Monday, February 10, 2014

Changing Church Music

It seems like we spend a lot of time talking about what to do about the music in church. When I did my stint as music director at a small church, I’ll say that I thought it was hugely important. I aimed for newer songs and always put a slower song right before the sermon, so people would be ready to listen. I had this idea that we could change our music and our attendance would increase. Well, our attendance did increase during that time, but it had nothing to do with the music. If anything, the people who came would’ve liked different music than the stuff I was giving them.

Our thinking can get really messed up. We start saying things like, “If it will draw in more people, we can put up with music we don’t really care for.” It isn’t that there’s anything wrong with having newer music, or older music, or whatever kind of music. We run into a problem when we start making assumptions about what other people want. “If we want young people, we’ll have to have contemporary music,” we say. But is that true? I know of people younger than me that enjoy music that is older than me. And I know people older than me that like contemporary music.

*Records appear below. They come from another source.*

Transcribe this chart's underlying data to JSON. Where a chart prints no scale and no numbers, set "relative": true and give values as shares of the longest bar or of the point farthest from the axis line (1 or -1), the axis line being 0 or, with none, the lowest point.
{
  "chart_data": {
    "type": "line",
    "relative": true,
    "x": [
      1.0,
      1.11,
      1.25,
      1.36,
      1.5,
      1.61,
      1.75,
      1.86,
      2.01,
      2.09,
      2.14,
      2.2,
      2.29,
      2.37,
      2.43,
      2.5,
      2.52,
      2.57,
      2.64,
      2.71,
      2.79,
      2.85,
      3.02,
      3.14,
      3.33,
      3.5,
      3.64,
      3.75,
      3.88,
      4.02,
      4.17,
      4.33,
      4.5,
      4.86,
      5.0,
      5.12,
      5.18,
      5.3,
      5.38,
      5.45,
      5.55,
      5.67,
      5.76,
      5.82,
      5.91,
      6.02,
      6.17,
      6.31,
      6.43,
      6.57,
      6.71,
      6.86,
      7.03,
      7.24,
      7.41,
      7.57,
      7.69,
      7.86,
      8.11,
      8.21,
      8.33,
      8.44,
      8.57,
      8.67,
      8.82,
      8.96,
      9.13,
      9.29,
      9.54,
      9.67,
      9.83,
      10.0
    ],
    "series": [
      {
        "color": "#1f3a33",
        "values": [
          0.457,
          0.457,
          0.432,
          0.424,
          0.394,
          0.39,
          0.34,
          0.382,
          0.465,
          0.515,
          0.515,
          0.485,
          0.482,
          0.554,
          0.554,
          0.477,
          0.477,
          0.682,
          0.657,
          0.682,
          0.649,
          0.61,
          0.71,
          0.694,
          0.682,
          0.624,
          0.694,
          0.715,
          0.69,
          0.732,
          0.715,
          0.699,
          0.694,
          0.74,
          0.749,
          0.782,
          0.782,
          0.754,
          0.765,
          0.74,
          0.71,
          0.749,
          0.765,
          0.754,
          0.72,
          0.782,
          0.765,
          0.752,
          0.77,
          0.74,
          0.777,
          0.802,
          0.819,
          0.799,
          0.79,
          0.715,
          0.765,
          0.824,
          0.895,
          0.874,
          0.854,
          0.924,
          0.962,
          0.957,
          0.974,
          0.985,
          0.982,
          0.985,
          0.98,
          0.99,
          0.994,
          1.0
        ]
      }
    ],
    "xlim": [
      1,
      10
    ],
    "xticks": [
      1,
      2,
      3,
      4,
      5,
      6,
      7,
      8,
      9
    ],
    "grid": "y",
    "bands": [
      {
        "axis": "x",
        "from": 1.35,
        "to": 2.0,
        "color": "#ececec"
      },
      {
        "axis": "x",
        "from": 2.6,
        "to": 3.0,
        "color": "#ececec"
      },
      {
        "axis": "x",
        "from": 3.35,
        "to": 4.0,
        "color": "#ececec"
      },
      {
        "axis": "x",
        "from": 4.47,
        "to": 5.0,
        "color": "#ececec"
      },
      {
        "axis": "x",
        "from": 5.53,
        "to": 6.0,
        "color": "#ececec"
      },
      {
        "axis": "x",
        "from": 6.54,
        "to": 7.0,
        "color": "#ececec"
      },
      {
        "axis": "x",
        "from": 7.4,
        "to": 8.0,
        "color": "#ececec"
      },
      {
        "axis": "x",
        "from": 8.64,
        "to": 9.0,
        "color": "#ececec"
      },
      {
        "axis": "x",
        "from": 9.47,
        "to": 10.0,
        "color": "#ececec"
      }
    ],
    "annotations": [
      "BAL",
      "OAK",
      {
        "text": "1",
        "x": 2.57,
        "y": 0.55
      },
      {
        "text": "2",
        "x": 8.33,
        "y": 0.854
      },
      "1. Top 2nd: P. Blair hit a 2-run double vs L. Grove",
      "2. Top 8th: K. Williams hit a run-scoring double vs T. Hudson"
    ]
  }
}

But look at television shows like American Idol and The Voice. What is it that makes these shows popular? The music they use isn’t limited to the most popular time periods or genres. Instead, they have a wide variety of music styles from different time periods. The most important factor with these shows is the quality of the performances. If someone who doesn’t sing well gets on American Idol, they’ll get laughed at, but they don’t stay on the show very long. On The Voice, they don’t put anyone on who can’t sing.

Consider Psalm 33:3, “Sing unto Him a new song; play skillfully with a loud noise.” There are a couple of things to notice here. One, God wants us to “play skillfully.” Good music for worship is music that the musicians have practiced. Another thing to notice is that God wants a new song. But don’t assume that means the contemporary style of music. If you read the rest of the Psalm, you see that the new song the psalmist sings is the oldest story of all, the story of creation. A new song comes from the creativity God has given the musician.

Look to the musicians. What is it that they know how to play? What is it that they enjoy enough to practice? What have they created in their hearts? I don’t know that we’ll ever find a style of music that draws people in. Most people are looking for something other than music, but music is important to put us in an attitude of worship. What we don’t want is for people to suffer through the music service. We especially don’t want the musicians to suffer through the music. If they don’t like the music they’re playing, they won’t practice, and if they don’t practice, everyone suffers.

While church musicians have a responsibility to follow the music director, they are also artists in their own right. Ask them to sing or play too much stuff that they don’t enjoy and they’ll quit. That makes me think that what we ought to be doing is looking at the musical talent God has placed in the church and using what we’ve got. If we’ve got a lot of singers, have a choir. If four or five, then a praise team might be the thing. If we’ve got people who can play strings, then an orchestra might be the way to go. Brass? How about a brass band? Guitars? Find a way to use them. The style of music and the tempo of the music may be driven by what the musicians can accomplish. But that’s okay. As long as it is skillfully done, people will like it.

1 comment :

Anonymous said...

Joseph Gregory says - I like what your saying here. Don't assume, and play to your strengths. The quality of the musical performance is important yes, and so is the quality of the sermon. Look to the person giving that sermon. Does he or she deliver it with conviction. Is the message coming across, and if not, then clarify in ones own words. The sermon must be relatable to our modern times. Examples must be given to match the old lessons with the new.